1. Globalization needs utopia, especially in our catastrophe-driven era, because we need to remember our duty to futurity. Not just in a hope-and-change progressive way, but as a pressure, force, and burdon. It’s there, waiting for us, and we can’t not travel forward, even though it’s not an easy road. If it’s a direction, it’s also a fantasy about a wiser past or less brutal future.
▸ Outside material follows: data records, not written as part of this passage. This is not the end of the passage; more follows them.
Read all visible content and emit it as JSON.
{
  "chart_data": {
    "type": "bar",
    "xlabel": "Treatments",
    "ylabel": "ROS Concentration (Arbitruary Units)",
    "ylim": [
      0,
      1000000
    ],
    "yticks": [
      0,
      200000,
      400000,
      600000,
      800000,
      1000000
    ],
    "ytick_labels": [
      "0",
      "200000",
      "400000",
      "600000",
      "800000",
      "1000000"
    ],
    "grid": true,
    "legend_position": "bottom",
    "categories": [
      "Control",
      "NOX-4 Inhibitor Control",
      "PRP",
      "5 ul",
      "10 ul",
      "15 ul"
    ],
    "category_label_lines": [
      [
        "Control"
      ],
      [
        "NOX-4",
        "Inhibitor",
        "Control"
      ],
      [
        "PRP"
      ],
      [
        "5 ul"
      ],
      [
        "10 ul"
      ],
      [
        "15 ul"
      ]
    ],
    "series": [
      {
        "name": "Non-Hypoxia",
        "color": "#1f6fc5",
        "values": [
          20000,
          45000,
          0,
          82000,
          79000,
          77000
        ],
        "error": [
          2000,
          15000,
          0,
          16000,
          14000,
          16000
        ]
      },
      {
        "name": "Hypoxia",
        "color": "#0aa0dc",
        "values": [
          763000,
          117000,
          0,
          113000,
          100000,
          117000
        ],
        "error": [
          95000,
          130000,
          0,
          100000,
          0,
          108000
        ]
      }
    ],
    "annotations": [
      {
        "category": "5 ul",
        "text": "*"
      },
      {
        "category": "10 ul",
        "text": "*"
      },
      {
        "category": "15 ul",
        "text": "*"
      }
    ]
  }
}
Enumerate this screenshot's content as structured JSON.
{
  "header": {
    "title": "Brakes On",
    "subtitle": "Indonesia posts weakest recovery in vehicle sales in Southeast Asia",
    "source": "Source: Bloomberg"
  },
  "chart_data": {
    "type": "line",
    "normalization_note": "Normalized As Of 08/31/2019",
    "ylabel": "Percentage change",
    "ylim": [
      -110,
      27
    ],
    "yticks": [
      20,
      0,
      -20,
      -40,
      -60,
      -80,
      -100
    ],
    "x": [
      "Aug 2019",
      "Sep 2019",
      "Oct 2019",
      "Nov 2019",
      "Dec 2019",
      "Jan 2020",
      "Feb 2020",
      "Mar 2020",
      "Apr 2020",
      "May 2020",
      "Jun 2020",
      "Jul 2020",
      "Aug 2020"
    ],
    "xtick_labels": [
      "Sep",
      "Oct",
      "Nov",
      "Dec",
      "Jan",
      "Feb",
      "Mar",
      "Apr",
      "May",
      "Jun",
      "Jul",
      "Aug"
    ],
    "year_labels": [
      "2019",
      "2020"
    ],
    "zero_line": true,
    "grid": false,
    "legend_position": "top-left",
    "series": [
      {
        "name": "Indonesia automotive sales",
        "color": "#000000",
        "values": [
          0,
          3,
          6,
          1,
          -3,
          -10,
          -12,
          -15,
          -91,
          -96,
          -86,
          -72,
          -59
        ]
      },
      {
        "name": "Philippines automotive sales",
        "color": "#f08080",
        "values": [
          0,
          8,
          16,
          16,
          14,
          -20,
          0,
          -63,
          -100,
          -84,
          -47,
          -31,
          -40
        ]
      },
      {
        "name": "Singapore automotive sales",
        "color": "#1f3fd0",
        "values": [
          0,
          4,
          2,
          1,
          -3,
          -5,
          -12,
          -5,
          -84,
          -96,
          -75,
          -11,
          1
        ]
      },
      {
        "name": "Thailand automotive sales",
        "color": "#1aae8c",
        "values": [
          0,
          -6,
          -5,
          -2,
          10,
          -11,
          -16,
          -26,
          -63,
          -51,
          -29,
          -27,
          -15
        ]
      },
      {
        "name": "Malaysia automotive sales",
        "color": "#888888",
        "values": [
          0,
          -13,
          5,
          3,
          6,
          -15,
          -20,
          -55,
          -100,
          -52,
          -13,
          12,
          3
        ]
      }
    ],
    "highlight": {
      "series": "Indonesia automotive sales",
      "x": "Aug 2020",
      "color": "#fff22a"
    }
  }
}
2. Ecologically speaking, I’m struck on this reading by how much More emphasizes the relative dearth of natural resources in Utopia — little iron, relatively infertile soil, no gold or gems (which the Utopians despise anyway). Is the beautiful place / no place also already depleted? Human capital, used and shared, makes up for this lack, but as we contemplate the scarcity of natural resources in the 21c and impending struggles over arable land, fresh water, oil, and other commodities, perhaps we can find in More a way to think about adaptation?
I’m also enjoying the prospect of Richard Hakluyt, a later-generation humanist clergyman, engaging in dialogue with More’s Utopian table talk. From humanist skepticism to expansionist boosterism, in just a few generations!
Here’s Hakluyt, on how he came to write his book of maritime histories:
…it was my hap to visit the chamber of Mr. Richard Hakluyt my cousin, a gentleman of the Middle Temple, well known unto you, at a time when I found lying open upon his board certain books of Cosmography, with a Universal Map: he seeing me somewhat curious in the view thereof, began to instruct my ignorance, by showing me the division of the earth unto three parts after the old account: he pointed with his wand to all the known seas, gulfs, bays, straits, capes, rivers, empires, kingdoms, dukedoms and territories of each part, with declaration also of their special commodities, and particular wants, which by the benefit of traffic, and the intercourse of merchants, are plentifully supplied (Epistle Dedicatory to the first ed. 1589).